In inner-Sydney Redfern, Rod Little is preparing his own election campaign.
The co-chair of the National Congress of Australia’s First People is going to spend the next three months putting Aboriginal affairs on politicians' radars.
“They've lost their way in terms of finding solutions for our people,” he said.
It still needs to be officially signed off but the Prime Minister said today Australians will be voting in an election on July 2 if the election is called after the may budget. The nation appears to be being set up for a three month election if this happens.
Rod Little said that questions need to be answered before the election.
“There have been election promises broken in the past and we don't want to see that happen because of the crisis. We don't want our affairs diving any further. We want to be able to have a relationship with government and the parliament to correct it,” he said.
And whether it's Malcolm Turnbull or Bill Shorten who become Prime Minister – Little said the Congress’ demands are clear.
“No more cuts.

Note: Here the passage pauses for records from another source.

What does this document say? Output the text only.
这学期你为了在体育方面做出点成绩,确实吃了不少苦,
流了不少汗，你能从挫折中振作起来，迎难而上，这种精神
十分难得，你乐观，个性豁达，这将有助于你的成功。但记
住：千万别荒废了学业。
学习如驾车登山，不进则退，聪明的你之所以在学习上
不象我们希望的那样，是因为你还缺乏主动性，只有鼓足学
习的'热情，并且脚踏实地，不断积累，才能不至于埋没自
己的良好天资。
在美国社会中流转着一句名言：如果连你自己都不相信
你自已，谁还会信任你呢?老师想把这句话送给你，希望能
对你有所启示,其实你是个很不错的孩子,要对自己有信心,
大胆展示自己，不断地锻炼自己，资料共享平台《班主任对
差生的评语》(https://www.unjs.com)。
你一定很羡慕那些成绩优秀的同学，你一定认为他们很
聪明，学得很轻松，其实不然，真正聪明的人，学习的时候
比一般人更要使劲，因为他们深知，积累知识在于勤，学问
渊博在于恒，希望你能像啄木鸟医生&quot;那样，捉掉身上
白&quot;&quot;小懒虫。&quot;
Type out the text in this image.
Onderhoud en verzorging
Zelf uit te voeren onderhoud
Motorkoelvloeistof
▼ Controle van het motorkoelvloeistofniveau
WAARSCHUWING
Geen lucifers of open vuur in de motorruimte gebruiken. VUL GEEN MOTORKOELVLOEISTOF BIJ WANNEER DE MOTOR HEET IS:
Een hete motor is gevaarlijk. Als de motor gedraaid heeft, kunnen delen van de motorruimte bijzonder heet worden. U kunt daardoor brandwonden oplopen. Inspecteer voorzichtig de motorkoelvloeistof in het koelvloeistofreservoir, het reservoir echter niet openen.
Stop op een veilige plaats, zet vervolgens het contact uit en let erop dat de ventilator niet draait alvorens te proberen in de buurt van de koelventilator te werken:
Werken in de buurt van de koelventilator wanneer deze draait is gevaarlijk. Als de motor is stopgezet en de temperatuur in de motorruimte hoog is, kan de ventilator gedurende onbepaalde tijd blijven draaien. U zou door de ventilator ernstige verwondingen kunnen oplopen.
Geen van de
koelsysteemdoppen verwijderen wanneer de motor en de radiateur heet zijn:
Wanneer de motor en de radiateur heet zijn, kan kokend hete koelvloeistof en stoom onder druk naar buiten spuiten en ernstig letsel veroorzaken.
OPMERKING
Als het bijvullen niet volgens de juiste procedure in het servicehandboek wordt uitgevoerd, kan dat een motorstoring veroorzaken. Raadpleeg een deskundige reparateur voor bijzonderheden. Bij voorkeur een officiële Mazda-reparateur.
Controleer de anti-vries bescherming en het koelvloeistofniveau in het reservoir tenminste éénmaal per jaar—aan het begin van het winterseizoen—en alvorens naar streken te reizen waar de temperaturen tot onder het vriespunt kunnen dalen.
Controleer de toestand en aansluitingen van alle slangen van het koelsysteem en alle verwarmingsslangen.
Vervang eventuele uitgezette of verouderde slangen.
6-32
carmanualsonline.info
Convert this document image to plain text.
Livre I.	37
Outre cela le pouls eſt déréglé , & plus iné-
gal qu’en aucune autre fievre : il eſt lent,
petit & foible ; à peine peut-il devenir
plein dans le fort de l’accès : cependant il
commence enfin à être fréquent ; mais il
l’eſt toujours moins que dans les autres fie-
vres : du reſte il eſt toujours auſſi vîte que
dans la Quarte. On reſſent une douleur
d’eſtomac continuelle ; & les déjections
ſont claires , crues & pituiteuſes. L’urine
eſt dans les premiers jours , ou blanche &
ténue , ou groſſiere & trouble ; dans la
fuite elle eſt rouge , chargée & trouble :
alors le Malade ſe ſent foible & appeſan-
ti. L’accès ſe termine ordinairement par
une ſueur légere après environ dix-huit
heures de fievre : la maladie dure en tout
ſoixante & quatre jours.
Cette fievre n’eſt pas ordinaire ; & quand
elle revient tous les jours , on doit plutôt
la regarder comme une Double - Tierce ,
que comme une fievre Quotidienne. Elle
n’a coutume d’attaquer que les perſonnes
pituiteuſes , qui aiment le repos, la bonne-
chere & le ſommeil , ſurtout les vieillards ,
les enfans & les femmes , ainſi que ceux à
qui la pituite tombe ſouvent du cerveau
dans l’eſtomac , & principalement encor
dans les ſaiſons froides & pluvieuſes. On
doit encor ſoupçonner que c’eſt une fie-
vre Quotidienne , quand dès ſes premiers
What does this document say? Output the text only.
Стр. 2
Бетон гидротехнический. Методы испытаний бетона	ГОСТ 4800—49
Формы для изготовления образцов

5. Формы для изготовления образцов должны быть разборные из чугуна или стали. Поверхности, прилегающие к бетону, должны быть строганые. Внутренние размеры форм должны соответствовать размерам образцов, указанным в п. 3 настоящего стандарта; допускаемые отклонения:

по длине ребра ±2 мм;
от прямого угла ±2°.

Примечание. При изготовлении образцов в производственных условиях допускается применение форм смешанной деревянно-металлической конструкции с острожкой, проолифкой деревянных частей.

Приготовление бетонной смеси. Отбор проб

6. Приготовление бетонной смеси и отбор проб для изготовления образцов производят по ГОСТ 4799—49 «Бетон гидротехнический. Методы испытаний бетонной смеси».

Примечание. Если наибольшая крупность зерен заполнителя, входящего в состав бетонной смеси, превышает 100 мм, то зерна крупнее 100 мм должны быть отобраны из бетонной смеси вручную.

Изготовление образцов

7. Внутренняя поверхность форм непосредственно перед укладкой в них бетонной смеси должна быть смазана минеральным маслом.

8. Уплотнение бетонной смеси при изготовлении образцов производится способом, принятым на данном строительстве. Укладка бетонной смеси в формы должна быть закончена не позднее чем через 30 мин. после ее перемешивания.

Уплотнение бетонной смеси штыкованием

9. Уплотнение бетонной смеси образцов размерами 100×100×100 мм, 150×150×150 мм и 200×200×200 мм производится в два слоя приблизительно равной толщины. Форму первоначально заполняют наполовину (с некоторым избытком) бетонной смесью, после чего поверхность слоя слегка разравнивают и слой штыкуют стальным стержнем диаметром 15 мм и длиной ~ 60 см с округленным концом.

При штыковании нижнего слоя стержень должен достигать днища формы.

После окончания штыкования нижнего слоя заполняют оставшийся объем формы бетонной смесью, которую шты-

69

No more cuts to front line services and no more decision making that takes away from those communities identified.”
In Canberra, Malcolm Turnbull already has his trigger for a double dissolution election.
Last night, the Senate failed for the second time to pass the controversial Australian Building and Construction Commission Bill.
The Governor-General just needs to sign off on the early election.
“My intention is after the Budget, an appropriate time after the Budget has been delivered, I will be asking the Governor-General to dissolve both Houses of the parliament for an election which I expect to be held on 2 July,” Mr Turnbull said today.
That means three months of campaigning. So political parties are sharpening their election pitches.
“Labor is ready for the election because We know what we Stand for," said Opposition leader Bill Shorten.
"Decent jobs, well-funded education, quality health care, protecting Medicare, renewable energy, encouraged to take up the burden of climate change, and a fair taxation system.”
But where do Indigenous people lie in these promises of growth and jobs asked Mr Little.
“The expenditure and the decision making is out of the hands of first peoples,” he said.
“Those service providers, it's out of their hands and they're tied to contractual arrangements with governments. That makes it even more difficult for them to improve on their service delivery they're contracted to do.”